Peki bu iş insanları niçin böyle dedi? Öncelikle enflasyon mal ve hizmetlerin fiyatlarının artış hızıdır. Bu mal ve hizmetleri alan sabit gelirli (ücretli çalışan) bir vatandaşın alım gücü enflasyon karşısında erir. Diğer taraftan özellikle perakende sektöründe satış yapan firmalar her ne kadar üretici ve toptancıdan alım yaparken maliyetlerde artış görse de satışta enflasyona göre bir kar koymayı başarabiliyor (bu durum uzun sözleşmelerin olduğu, mesela yıllık sigorta sözleşmeleri, sektörlerde biraz daha ters teper. Çünkü bu firmalar yıl başında bir fiyat belirler ve enflasyonla birlikte bu belirlenen fiyat değer kaybeder.).
Peki enflasyonu iş insanları mı yaratıyor o zaman, ne de olsa enflasyondan getiri sağlıyor ve satışı da onlar yapıyor. Cevap: büyük ölçüde hayır, küçük ölçüde evet. Küçük ölçüde evet çünkü satışı yapan bu firmalar ve onların fahiş zam artışları genelde enflasyonda ufak etkiler yaratıyor. Ancak enflasyon büyük ölçüde parasal bir olgudur.

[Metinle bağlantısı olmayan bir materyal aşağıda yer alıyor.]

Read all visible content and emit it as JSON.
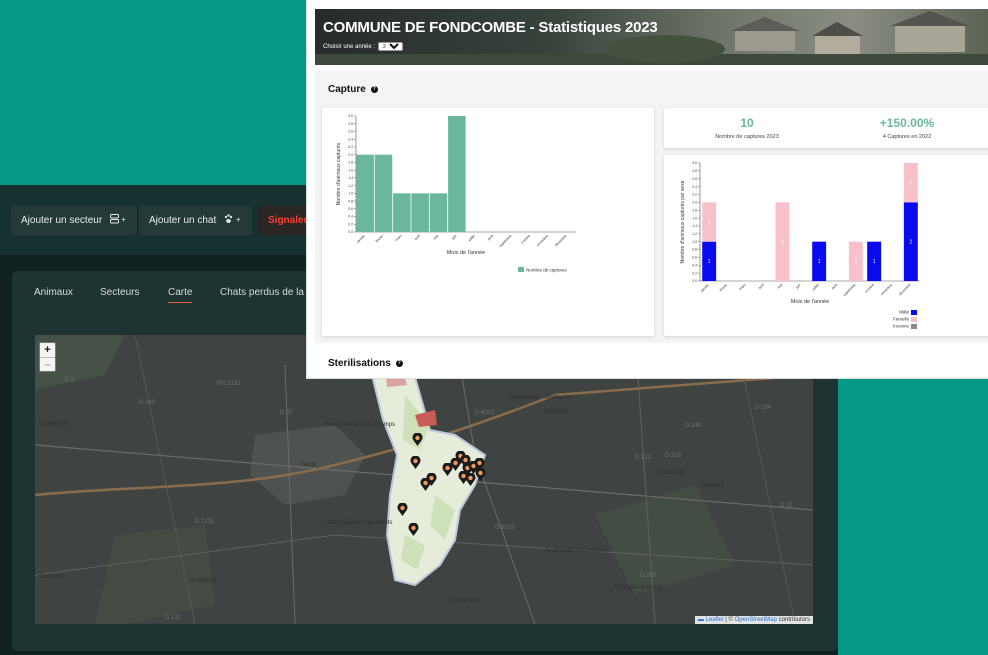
{
  "toolbar": {
    "add_sector": "Ajouter un secteur",
    "add_sector_icon": "server-plus-icon",
    "add_cat": "Ajouter un chat",
    "add_cat_icon": "paw-plus-icon",
    "report": "Signalem"
  },
  "tabs": [
    "Animaux",
    "Secteurs",
    "Carte",
    "Chats perdus de la co"
  ],
  "active_tab": "Carte",
  "map": {
    "zoom_in": "+",
    "zoom_out": "–",
    "attribution_flag": "Leaflet",
    "attribution_sep": "| ©",
    "attribution_link": "OpenStreetMap",
    "attribution_tail": "contributors",
    "places": [
      "Yvetot",
      "Sainte-Marie-des-Champs",
      "Saint-Clair-sur-les-Monts",
      "Ecretteville",
      "Ouainville",
      "Valliquerville",
      "Auzebosc",
      "Motteville",
      "Etoutteville",
      "Fontaine-le-Bourg",
      "Flamanville",
      "Touffreville-la-Corbeline",
      "Allouville",
      "Dlcarme"
    ],
    "road_labels": [
      "D 5",
      "D 240",
      "RN 2131",
      "D 37",
      "D 6015",
      "D 6015",
      "D 131",
      "D 1215",
      "D 131",
      "D 104",
      "D 263",
      "D 203",
      "D 22",
      "D 240"
    ]
  },
  "stats": {
    "title": "COMMUNE DE FONDCOMBE - Statistiques 2023",
    "year_label": "Choisir une année :",
    "year_value": "2023",
    "capture_title": "Capture",
    "captures_total": "10",
    "captures_total_label": "Nombre de captures 2023",
    "captures_change": "+150.00%",
    "captures_change_label": "4 Captures en 2022",
    "sterilisations_title": "Sterilisations"
  },
  "chart_data": [
    {
      "type": "bar",
      "title": "",
      "xlabel": "Mois de l'année",
      "ylabel": "Nombre d'animaux capturés",
      "ylim": [
        0,
        3.0
      ],
      "categories": [
        "janvier",
        "février",
        "mars",
        "avril",
        "mai",
        "juin",
        "juillet",
        "août",
        "septembre",
        "octobre",
        "novembre",
        "décembre"
      ],
      "series": [
        {
          "name": "Nombre de captures",
          "color": "#6ab79c",
          "values": [
            2,
            2,
            1,
            1,
            1,
            3,
            0,
            0,
            0,
            0,
            0,
            0
          ]
        }
      ],
      "legend": "bottom-right"
    },
    {
      "type": "bar",
      "stacked": true,
      "title": "",
      "xlabel": "Mois de l'année",
      "ylabel": "Nombre d'animaux capturés par sexe",
      "ylim": [
        0,
        3.0
      ],
      "categories": [
        "janvier",
        "février",
        "mars",
        "avril",
        "mai",
        "juin",
        "juillet",
        "août",
        "septembre",
        "octobre",
        "novembre",
        "décembre"
      ],
      "series": [
        {
          "name": "Mâle",
          "color": "#0a0aee",
          "values": [
            1,
            0,
            0,
            0,
            0,
            0,
            1,
            0,
            0,
            1,
            0,
            2
          ]
        },
        {
          "name": "Femelle",
          "color": "#f7c0cb",
          "values": [
            1,
            0,
            0,
            0,
            2,
            0,
            0,
            0,
            1,
            0,
            0,
            1
          ]
        },
        {
          "name": "Inconnu",
          "color": "#8a8a8a",
          "values": [
            0,
            0,
            0,
            0,
            0,
            0,
            0,
            0,
            0,
            0,
            0,
            0
          ]
        }
      ],
      "legend": "bottom-right"
    }
  ]
}
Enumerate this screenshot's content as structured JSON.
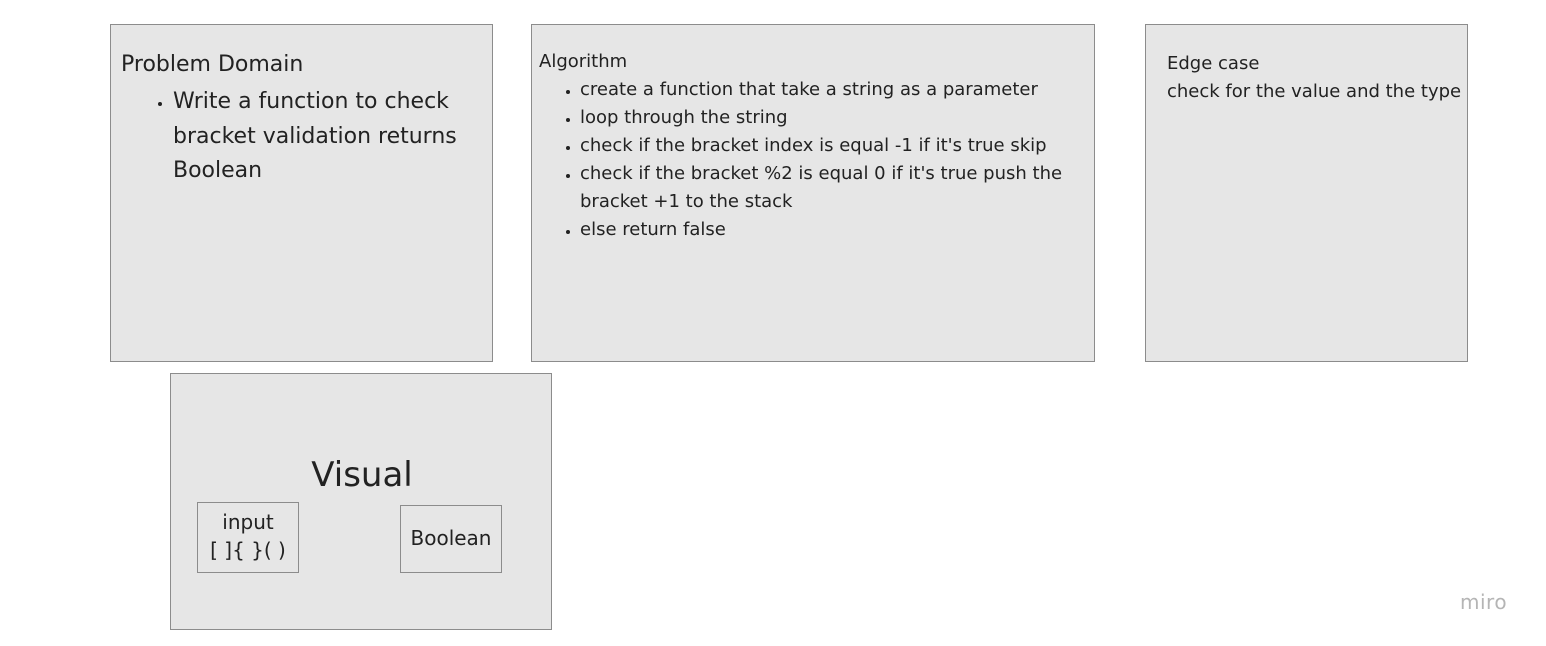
{
  "problem_domain": {
    "title": "Problem Domain",
    "items": [
      "Write a function to check bracket validation returns Boolean"
    ]
  },
  "algorithm": {
    "title": "Algorithm",
    "steps": [
      "create a function that take a string as a parameter",
      "loop through the string",
      "check if the bracket index is equal -1 if it's true skip",
      "check if the bracket %2 is equal 0 if it's true  push the bracket +1 to the stack",
      "else return false"
    ]
  },
  "edge_case": {
    "title": "Edge case",
    "text": "check for the value and the type"
  },
  "visual": {
    "title": "Visual",
    "input_label": "input",
    "input_value": "[ ]{ }( )",
    "output_label": "Boolean"
  },
  "logo": "miro",
  "colors": {
    "card_fill": "#e6e6e6",
    "card_border": "#8c8c8c",
    "text": "#222222",
    "logo": "#b5b5b5"
  }
}
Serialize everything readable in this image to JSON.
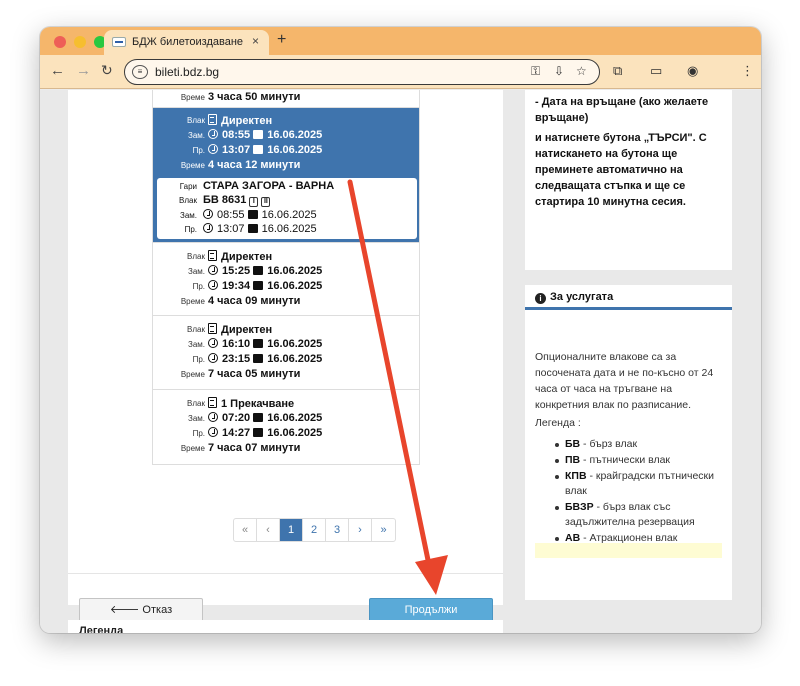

Yani piyasadaki paranın bollaşmasına bağlıdır (bu kısım ortodoks iktisat görüşü içerir, heteredoks iktisatçılara göre enflasyonun bambaşka sebepleri de vardır. Hatta bazılarında göre enflasyonun para politikası ile hiçbir alakası yoktur.). Merkez bankasının faiz indirmesi, bankalara zorla ucuz kredi verdirilmesi piyasadaki parayı bollaştıran unsurların başında gelir. Şu anda TCMB’nin ve diğer merkez bankalarının faiz arttırımına gitme sebebi ve kredi musluklarını kesme sebebi de büyük ölçüde enflasyonu düşürme amacıdır (işe yarayıp yaramayacağını zaman gösterecek.).
Kısacası eğer siz bir mal ve hizmeti satıyorsanız enflasyon size göre iyi olabilir ancak bu mal ve hizmeti alan enflasyondan zarar görür, özellikle sabit bir ücretle çalışıyorsa.